Da Constitucionalização do porte e uso de drogas

O Senado Federal aprovou em segundo e último turno a inclusão no artigo 5º da Constituição Federal de mais um inciso: “a lei considerará crime a posse e o porte, independentemente da quantidade, de entorpecentes e drogas afins, sem autorização ou em desacordo com determinação legal ou regulamentar, observada a distinção entre traficante e usuário por todas as circunstâncias fáticas do caso concreto, aplicáveis ao usuário penas alternativas à prisão e tratamento contra dependência”.

Com essa Emenda a Constituição entendem os senadores que se criminalizou o porte e o uso de pequenas quantidades de drogas, em contraposição ao Supremo Tribunal Federal, que em votação ainda não encerrada, tem decidido pela descriminalização do uso e do porte de pequenas quantidades de entorpecentes, estando a discussão fixada em quanto seria essa pequena porção – 10, 25 ou 60 gramas de drogas.

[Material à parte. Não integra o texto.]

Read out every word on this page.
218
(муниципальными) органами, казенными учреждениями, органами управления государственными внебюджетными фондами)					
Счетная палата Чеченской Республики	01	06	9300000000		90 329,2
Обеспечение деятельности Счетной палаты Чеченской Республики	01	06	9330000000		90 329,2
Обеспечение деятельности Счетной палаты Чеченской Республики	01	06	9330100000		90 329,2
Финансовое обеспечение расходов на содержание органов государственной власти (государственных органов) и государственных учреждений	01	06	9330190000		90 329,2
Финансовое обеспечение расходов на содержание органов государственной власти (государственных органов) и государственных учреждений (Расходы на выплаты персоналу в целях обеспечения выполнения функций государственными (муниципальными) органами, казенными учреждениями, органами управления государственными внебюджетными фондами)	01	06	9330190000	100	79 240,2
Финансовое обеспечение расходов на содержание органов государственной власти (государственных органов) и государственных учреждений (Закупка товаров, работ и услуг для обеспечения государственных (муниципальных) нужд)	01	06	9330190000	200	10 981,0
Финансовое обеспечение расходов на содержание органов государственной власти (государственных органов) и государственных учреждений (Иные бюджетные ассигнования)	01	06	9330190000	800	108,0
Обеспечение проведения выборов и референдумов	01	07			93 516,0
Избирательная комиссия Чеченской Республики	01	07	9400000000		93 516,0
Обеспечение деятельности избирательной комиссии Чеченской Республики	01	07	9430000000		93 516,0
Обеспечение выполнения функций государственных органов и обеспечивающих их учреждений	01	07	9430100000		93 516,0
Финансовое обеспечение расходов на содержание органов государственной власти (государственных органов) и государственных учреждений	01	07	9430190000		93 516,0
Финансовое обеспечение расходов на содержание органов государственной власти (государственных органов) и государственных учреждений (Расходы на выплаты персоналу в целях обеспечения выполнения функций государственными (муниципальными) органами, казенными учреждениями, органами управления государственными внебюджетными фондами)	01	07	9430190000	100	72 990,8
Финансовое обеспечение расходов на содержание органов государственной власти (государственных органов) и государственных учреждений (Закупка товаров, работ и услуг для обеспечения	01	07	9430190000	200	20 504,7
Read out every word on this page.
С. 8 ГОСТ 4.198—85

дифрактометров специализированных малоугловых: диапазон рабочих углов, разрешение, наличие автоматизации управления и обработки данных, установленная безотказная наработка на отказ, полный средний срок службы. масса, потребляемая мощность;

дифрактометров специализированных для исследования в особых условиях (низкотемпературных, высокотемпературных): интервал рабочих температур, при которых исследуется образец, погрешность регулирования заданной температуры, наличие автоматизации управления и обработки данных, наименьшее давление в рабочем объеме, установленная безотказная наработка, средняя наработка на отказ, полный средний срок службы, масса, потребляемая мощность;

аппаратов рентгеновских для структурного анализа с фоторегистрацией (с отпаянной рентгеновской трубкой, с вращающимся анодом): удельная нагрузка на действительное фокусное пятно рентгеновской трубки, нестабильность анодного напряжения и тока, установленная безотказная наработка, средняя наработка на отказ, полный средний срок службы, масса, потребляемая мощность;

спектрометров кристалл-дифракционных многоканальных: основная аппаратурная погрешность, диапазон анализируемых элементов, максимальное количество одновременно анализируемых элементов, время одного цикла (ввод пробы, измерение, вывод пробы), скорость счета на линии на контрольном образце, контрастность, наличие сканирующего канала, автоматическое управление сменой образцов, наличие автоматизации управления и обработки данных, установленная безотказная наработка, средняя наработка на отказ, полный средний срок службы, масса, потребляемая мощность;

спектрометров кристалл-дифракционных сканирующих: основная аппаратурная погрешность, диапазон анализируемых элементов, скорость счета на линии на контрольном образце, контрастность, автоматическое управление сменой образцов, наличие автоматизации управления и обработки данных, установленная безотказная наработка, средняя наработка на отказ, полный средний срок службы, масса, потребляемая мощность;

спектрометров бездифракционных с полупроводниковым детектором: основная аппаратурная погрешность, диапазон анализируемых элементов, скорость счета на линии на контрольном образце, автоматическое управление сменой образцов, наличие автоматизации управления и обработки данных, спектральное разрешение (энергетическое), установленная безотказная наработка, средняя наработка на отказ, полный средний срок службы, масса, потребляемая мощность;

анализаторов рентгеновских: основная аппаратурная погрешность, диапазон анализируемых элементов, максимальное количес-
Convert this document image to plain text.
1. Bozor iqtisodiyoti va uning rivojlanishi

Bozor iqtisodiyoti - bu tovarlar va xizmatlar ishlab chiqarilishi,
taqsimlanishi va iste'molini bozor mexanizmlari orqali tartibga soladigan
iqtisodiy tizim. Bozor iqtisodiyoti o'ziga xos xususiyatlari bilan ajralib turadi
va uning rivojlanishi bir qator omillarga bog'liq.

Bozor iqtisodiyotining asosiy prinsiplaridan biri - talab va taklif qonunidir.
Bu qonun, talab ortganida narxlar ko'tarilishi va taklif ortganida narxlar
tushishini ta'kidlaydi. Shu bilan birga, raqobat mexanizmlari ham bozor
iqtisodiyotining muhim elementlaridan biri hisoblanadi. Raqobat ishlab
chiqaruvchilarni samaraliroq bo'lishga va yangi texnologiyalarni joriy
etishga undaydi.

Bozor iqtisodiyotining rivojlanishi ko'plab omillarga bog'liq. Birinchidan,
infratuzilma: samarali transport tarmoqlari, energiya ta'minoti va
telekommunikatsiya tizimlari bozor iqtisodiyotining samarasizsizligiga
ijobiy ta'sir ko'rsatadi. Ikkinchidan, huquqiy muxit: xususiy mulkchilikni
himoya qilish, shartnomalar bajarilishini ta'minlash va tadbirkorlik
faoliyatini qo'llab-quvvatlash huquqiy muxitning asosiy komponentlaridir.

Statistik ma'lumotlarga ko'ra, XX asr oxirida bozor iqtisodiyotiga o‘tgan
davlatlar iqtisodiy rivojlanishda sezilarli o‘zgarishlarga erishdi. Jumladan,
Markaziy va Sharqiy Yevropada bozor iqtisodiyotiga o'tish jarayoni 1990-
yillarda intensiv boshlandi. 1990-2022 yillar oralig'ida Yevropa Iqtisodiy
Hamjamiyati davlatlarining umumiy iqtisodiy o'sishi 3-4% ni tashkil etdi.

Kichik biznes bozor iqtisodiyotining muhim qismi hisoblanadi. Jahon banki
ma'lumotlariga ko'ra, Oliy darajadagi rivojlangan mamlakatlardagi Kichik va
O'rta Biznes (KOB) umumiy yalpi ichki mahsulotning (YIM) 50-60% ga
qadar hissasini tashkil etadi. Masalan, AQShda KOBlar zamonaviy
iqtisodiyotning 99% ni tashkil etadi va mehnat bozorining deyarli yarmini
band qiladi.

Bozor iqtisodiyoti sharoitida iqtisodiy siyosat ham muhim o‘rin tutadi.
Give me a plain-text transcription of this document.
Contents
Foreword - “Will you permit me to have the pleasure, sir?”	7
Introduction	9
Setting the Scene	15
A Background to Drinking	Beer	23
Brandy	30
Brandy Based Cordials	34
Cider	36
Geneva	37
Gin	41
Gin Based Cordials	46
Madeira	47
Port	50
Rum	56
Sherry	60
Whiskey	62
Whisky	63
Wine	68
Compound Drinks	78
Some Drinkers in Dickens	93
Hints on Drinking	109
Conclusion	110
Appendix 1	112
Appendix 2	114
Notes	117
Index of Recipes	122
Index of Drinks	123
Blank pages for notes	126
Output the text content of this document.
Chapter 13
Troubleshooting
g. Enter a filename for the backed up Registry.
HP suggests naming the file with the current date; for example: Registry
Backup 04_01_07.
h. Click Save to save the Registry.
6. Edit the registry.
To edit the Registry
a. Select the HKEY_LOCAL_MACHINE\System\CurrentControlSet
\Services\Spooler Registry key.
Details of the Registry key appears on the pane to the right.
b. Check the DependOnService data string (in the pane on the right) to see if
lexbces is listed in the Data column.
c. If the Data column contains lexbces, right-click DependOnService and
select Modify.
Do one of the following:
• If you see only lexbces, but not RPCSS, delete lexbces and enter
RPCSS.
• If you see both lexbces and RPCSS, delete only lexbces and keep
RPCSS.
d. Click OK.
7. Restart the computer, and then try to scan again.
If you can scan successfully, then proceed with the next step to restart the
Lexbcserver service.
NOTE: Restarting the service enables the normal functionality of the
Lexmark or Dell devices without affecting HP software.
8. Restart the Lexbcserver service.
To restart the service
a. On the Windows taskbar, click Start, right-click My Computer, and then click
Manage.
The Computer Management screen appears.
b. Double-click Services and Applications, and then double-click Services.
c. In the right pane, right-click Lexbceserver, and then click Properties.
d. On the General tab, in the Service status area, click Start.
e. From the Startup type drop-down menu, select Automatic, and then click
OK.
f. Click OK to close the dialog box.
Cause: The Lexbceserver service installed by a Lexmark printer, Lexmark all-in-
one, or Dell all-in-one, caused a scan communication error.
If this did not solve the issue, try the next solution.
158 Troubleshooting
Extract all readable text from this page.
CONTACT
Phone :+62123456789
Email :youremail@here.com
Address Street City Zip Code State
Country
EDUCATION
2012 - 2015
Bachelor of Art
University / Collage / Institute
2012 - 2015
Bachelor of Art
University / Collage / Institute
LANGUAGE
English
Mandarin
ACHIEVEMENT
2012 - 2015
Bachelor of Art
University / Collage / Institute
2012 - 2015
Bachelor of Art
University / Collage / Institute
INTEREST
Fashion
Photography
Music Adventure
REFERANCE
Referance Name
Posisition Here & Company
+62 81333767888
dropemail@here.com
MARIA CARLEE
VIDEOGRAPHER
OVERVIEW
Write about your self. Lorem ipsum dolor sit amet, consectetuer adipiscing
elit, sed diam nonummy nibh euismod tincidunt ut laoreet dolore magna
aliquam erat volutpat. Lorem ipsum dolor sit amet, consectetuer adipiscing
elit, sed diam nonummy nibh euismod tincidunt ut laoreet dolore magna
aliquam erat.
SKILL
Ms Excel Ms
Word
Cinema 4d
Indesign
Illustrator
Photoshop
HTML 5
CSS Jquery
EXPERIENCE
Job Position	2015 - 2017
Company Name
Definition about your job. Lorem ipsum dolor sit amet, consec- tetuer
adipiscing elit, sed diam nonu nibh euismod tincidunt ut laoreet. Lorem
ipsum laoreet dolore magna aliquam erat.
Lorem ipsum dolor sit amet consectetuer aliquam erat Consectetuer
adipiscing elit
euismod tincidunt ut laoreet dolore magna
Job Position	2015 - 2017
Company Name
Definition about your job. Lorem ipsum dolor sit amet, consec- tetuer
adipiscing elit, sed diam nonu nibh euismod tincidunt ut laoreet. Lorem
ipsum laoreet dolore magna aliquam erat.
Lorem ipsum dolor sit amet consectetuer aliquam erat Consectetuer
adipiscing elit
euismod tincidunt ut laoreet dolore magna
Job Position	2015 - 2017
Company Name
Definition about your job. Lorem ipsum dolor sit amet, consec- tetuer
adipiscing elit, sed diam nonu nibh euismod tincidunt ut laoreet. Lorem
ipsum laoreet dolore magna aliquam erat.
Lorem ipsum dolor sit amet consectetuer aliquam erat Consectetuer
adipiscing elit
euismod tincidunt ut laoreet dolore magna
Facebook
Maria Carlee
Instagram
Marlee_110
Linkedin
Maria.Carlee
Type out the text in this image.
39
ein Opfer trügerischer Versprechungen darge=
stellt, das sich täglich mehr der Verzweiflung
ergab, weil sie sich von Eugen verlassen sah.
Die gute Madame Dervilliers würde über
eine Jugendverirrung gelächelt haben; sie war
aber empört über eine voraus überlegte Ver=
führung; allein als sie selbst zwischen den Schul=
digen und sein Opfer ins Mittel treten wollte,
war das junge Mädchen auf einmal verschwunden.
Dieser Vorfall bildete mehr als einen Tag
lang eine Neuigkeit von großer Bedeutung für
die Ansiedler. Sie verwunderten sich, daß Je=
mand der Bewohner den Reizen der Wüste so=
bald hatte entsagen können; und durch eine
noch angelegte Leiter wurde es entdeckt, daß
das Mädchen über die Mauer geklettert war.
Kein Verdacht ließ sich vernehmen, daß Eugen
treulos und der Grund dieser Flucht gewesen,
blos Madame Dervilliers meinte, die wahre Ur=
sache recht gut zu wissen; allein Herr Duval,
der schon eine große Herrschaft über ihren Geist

Entendo que essa questão deveria ter sido melhor debatida para fixação em lei infraconstitucional, e não na Constituição. Até porque, como vimos pelo texto aprovado, os constituintes jogam expressamente à lei o que se caracterizará como posse e porte de drogas.

E essa lei já existe.

É a Lei n. 6368 de 21 de outubro de 1976, que assim se reporta:

  Art. 16. Adquirir, guardar ou trazer consigo, para o uso próprio, substância entorpecente ou que determine dependência física ou psíquica, sem autorização ou em desacordo com determinação legal ou regulamentar:

        Pena – Detenção, de 6 (seis) meses a 2 (dois) anos, e pagamento de (vinte) a  50 (cinquenta) dias-multa.

Ora, esse artigo está em plena vigência, não foi revogado. Portanto, portar para uso próprio substâncias consideradas entorpecentes é crime.

Outra Lei, n. 11.343/2006, no artigo 28, estabelece que comprar, guardar ou portar drogas sem autorização para consumo próprio, incorre nas seguintes penas – I – advertência sobre os efeitos das drogas; II – prestação de serviços à comunidade; III – medida educativa de comparecimento a programa ou curso educativo.

Mais uma vez verifica-se que o porte e uso de drogas para fins pessoais está devidamente penalizado no Brasil.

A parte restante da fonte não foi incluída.